頭をど突かれて俺は強制的に眠りから起こされる。
「いってぇぇぇっなぁ!!」
「ニーアはもうとっくに起きとるぞ! 後はオヌシだけじゃ! さっさとせんか」
俺は愚痴を溢しながらもさっさと起きて着替えと旅支度をし、キラ様と食堂に降りた。
食堂には先にニーアちゃんが席に着いており、三人分の食事が用意されている状態だった。

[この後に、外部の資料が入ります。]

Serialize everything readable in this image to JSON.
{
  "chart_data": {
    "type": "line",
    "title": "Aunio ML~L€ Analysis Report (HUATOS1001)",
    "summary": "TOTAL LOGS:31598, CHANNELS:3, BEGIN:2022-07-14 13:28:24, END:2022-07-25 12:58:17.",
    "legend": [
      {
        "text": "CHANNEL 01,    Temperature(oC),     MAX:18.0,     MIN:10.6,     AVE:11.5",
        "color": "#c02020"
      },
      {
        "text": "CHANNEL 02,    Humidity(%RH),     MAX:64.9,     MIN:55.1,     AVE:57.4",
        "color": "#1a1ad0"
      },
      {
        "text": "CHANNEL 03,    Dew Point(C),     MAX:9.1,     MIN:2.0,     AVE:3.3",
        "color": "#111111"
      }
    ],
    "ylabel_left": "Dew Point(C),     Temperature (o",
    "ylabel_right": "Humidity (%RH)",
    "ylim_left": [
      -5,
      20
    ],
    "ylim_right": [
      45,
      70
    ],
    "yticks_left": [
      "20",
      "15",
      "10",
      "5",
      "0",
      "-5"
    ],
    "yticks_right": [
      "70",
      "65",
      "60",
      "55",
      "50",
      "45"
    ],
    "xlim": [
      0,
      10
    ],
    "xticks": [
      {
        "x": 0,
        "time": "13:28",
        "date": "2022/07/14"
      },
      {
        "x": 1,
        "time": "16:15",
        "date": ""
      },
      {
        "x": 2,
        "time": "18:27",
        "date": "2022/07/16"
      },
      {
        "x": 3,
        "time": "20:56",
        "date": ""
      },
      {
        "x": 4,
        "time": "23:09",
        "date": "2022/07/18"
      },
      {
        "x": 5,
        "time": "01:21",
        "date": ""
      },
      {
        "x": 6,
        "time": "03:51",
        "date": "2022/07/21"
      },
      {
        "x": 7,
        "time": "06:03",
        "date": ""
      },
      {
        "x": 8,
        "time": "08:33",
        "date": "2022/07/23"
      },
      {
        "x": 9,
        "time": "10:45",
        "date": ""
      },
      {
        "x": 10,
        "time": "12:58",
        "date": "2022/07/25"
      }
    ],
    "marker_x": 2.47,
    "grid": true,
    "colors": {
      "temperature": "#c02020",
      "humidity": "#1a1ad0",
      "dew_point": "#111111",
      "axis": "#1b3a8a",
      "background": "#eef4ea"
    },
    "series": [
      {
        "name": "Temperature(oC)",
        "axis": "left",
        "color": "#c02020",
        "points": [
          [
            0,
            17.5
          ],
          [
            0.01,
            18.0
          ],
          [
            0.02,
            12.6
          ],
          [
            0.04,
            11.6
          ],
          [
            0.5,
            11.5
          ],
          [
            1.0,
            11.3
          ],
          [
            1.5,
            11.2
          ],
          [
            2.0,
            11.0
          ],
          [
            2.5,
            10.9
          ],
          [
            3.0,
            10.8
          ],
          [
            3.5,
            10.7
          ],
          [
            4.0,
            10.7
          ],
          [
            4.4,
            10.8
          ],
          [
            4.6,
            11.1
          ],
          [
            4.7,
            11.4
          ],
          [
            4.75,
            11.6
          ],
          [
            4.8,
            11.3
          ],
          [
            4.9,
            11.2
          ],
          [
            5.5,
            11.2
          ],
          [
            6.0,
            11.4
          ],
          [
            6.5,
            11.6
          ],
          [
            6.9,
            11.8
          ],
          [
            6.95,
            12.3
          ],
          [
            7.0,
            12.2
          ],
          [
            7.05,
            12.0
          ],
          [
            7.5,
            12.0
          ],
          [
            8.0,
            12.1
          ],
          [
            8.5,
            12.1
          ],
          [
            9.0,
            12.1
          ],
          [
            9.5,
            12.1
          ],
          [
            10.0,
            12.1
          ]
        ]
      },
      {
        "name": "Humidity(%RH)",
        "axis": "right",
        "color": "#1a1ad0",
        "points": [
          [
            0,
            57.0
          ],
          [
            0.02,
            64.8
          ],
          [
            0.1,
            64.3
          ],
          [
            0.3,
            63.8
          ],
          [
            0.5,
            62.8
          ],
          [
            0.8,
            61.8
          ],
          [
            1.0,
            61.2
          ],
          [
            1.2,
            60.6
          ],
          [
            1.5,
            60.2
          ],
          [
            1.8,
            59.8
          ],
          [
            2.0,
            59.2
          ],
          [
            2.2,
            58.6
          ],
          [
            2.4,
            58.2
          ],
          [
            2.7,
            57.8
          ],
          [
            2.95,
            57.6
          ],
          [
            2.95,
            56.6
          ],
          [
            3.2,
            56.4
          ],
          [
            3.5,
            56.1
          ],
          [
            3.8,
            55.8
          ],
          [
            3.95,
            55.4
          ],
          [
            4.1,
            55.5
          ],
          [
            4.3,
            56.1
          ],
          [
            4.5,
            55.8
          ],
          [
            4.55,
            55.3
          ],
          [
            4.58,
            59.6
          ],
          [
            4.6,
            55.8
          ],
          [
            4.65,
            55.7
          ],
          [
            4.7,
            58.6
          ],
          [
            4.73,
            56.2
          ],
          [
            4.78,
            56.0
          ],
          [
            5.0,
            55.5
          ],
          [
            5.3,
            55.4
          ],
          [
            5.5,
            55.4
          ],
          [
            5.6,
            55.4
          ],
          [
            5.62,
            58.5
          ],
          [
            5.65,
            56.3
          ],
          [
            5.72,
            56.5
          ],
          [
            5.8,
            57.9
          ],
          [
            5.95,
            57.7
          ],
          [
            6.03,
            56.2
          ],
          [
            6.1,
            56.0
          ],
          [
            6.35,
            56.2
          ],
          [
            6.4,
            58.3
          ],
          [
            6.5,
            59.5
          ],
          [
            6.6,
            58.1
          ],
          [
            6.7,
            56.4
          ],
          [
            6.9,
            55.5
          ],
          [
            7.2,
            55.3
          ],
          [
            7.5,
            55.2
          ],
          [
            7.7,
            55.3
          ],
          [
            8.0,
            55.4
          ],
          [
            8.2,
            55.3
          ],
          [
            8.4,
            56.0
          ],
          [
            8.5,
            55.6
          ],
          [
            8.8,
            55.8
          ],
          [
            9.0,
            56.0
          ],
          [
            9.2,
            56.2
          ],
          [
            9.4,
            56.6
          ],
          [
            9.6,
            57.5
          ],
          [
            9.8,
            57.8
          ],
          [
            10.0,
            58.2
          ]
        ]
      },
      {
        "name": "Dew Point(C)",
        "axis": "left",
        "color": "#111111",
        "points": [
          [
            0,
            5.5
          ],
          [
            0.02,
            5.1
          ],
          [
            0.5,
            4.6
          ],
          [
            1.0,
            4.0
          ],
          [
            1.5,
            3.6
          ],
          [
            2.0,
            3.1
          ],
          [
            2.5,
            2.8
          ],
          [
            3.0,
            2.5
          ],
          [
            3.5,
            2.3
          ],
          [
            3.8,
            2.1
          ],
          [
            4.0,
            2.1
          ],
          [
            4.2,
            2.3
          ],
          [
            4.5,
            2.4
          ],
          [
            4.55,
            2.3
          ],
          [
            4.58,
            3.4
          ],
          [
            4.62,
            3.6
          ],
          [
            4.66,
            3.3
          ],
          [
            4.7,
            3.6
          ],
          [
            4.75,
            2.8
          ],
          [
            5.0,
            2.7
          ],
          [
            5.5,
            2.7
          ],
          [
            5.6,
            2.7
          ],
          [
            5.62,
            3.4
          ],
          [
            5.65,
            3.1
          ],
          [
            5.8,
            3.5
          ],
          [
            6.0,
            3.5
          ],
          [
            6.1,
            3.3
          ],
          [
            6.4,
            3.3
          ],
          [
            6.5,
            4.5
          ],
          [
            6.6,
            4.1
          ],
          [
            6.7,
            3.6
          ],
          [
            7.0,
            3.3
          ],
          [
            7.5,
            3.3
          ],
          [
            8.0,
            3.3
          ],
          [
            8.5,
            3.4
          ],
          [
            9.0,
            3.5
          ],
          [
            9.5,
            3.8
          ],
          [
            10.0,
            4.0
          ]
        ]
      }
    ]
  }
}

挨拶を交わして席に着いた俺達は次に向かう旅の打ち合わせをする。
「次に向かう所なんだけど、次の街に行く前に邪気スポットを壊してから行きたいんだ」
「えっ。 邪気スポットに? あそこには強力な魔物がいますよ」
ニーアも危険な場所と知っているらしく顔が険しくなる。
「そうなんだ。 邪気を受けた魔物を大人しくさせるにはこれが一番てっとり早いかなって」
「確かにユウキさん程の実力があればなんとかソロ討伐も可能かも知れませんが……」
先日の闘いで闇金紹介の元Bランクのロベルトをあっさり倒したユウキの実力を目の辺りにしたニーアは本当にユウキさんなら簡単にやってしまいそうな雰囲気に少し呆れながら答える
「ここから北に三日程進んだ所に『混沌の森』という邪気スポットがありますが、そこにはケルベロスが住み着いています」
「ほぅ。 よく知っとるな」
「一度クエストを受けている時に混沌の森に迷いこんでしまった時がありまして……気付いたら邪気スポットの側まで来ていて、ケルベロスとキラーウルフの群れに囲まれていました」
「かっかっか! ミジンコらしいのぉ。 それでよく生きて帰ってこられたのぉ」
「必死でしたよぉ! ケルベロスは3つの頭を持ちそれぞれの思考で攻撃してきますし、群れでいますのでキラーウルフもしつこくて……」
「確かケルベロスはCランク指定でキラーウルフはDランクじゃたはず」
「個の強さはそれぞれの大したことないですが奴らは必ず群れでいますのでランク以上に厄介なんですよ」
「よし! 三人で討伐しよう!!」
「三人じゃない。 二人じゃ」
「「 えっ!? 」」
俺とニーアちゃん二人は同時に声を合わす。キラ様から言ったセリフが理解できなかったからだ。
「ワチは戦闘には参加出来ん。 悪い者を対象とした罪人と魔族にしかワチは裁きを下せない。 つまりは魔物は邪気を浴びとるだけで元は動物、罪はないから裁けんのじゃ」
「………そうだったのか。 戦闘に参加してなかったのはただ単にめんどくさいからじゃなかったんだ」
「ユウキ、オヌシはワチをどういう目で見とったんじゃ。 失礼な奴じゃのぅ」
「仕方ないでしょ。 キラ様は日頃の行いが悪いんだから!!」
「じゃかぁしぃわぁ!!」
どごぉぉぉっ!!
「いったぁぁぁぁぁっ!!」
「取りあえず戦闘には参加出来ん。 闘えるのは魔族が出てきた時だけじゃ!」
「はいはい。 分かりましたよ。 二人でどうにかしますよ」
「なんじぁ! その反応はぁ?!」
「なんでもないです!!」
こうして三人は北の『混沌の森』の邪気スポットを壊すのとケルベロスを大人しくさせる為に足を向ける事になったのだった。